As the pandemic loosens its grasp on our part of the world, mental health seems like the perfect theme for Wonderland, Collide Theatrical Dance Company’s outdoor dance in the back garden of the James J Hill Mansion. For folks outside of St Paul, the Hill Mansion is very much in the neighborhood where F Scott Fitzgerald hung out; so think swanky.
The story places Alice as new patient in a hospital with our favorite characters from Wonderland, each is afflicted with a mental health issue. The White Rabbit, for example, has anxiety about time and being late. I won’t detail everyone’s backstory because half of the fun is watching them roll out in dance. The dance is lightly narrated over a loud speaker, which makes it easy to follow and allows you to concentrate on the movement.
The dance includes modern, tap, ballroom and ballet and a wide range of music – from The Pixies, Lady Gaga, Nashville Cast and more. The dancing lifted me. It is amzing how the personality of a character can shine through dance and gestures. There were a few leaps that just floored me. Or times when the dancers spun each other toe over tail that was beautiful and fun to watch.

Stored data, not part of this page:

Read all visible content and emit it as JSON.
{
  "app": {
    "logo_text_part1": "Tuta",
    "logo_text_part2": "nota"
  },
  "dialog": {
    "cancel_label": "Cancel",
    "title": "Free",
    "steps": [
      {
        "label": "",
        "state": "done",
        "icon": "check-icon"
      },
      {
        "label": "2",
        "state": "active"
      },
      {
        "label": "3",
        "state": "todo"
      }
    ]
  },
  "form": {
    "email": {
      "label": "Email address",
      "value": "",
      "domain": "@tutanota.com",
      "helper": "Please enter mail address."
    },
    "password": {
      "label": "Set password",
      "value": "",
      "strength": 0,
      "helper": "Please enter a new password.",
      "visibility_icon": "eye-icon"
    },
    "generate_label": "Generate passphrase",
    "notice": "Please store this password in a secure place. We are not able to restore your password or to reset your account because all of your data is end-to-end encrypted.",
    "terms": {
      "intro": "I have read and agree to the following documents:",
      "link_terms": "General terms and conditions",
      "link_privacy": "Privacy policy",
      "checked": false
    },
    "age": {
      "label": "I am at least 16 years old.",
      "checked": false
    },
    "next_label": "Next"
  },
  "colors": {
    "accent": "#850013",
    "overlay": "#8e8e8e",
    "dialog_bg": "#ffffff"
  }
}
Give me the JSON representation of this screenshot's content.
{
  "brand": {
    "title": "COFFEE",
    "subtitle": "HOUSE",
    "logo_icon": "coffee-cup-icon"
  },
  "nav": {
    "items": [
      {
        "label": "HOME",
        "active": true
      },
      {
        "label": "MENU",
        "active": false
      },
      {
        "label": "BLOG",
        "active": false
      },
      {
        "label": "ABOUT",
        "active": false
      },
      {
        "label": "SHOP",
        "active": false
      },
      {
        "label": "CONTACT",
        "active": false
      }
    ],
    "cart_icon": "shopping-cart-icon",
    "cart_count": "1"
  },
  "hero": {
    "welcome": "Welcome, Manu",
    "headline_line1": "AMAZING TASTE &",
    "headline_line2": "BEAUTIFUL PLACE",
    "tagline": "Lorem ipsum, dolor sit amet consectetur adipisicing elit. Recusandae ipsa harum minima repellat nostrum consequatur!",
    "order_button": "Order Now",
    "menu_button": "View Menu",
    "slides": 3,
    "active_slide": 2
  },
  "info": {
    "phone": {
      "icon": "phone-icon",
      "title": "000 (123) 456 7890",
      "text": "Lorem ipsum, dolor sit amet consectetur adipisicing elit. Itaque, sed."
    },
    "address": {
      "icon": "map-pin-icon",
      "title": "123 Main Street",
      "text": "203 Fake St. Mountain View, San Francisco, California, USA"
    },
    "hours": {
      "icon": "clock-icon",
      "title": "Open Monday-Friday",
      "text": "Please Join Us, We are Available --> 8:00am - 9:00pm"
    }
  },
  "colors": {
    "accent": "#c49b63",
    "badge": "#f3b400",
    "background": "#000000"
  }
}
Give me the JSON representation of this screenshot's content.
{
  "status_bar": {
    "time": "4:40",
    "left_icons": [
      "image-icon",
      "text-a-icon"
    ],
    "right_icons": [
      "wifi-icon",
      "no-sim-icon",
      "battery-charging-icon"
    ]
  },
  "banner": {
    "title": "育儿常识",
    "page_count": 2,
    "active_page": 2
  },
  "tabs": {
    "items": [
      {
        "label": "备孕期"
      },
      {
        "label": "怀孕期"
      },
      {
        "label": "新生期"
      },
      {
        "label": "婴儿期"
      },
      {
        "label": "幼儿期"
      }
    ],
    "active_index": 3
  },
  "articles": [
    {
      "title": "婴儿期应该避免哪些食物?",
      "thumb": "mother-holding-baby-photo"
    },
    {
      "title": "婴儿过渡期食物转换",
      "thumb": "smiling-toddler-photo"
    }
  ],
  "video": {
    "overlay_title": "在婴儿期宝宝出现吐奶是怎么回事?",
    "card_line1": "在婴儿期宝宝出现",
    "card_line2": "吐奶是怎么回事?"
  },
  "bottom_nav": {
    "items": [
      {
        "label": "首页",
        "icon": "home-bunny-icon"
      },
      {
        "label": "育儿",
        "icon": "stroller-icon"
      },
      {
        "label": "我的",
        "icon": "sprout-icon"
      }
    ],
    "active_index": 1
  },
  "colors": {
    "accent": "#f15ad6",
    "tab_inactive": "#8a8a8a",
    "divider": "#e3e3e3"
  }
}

The beauty of the dance and location brought me to the show but it’s the depiction of the moments of mental health that will stay with me. Between pandemic and civil unrest, most of us have skated closer to the edge of “madness” over the last year. There were characteristics I recognized in myself and the people around me. Calling it out in dance normalized it in a comforting way.
Finally experiencing the show in the garden of the Hill Mansion, exactly one month before the Summer Solstice (the day The Great Gatsby’s Daisy Buchanan waited for all year) felt poignant. To see the downtown stretch in front of us. To be distracted moments before the show by the lifeline helicopter landing in the hospital nearby. To have a family of young eagles (or maybe very large blackbirds) appear to join the dance soaring above to Where is My Mind. The world maybe crazy but it is what makes it interesting!
The show is playing at the Hill House over weekends in May and then at the Mill City Museum in June.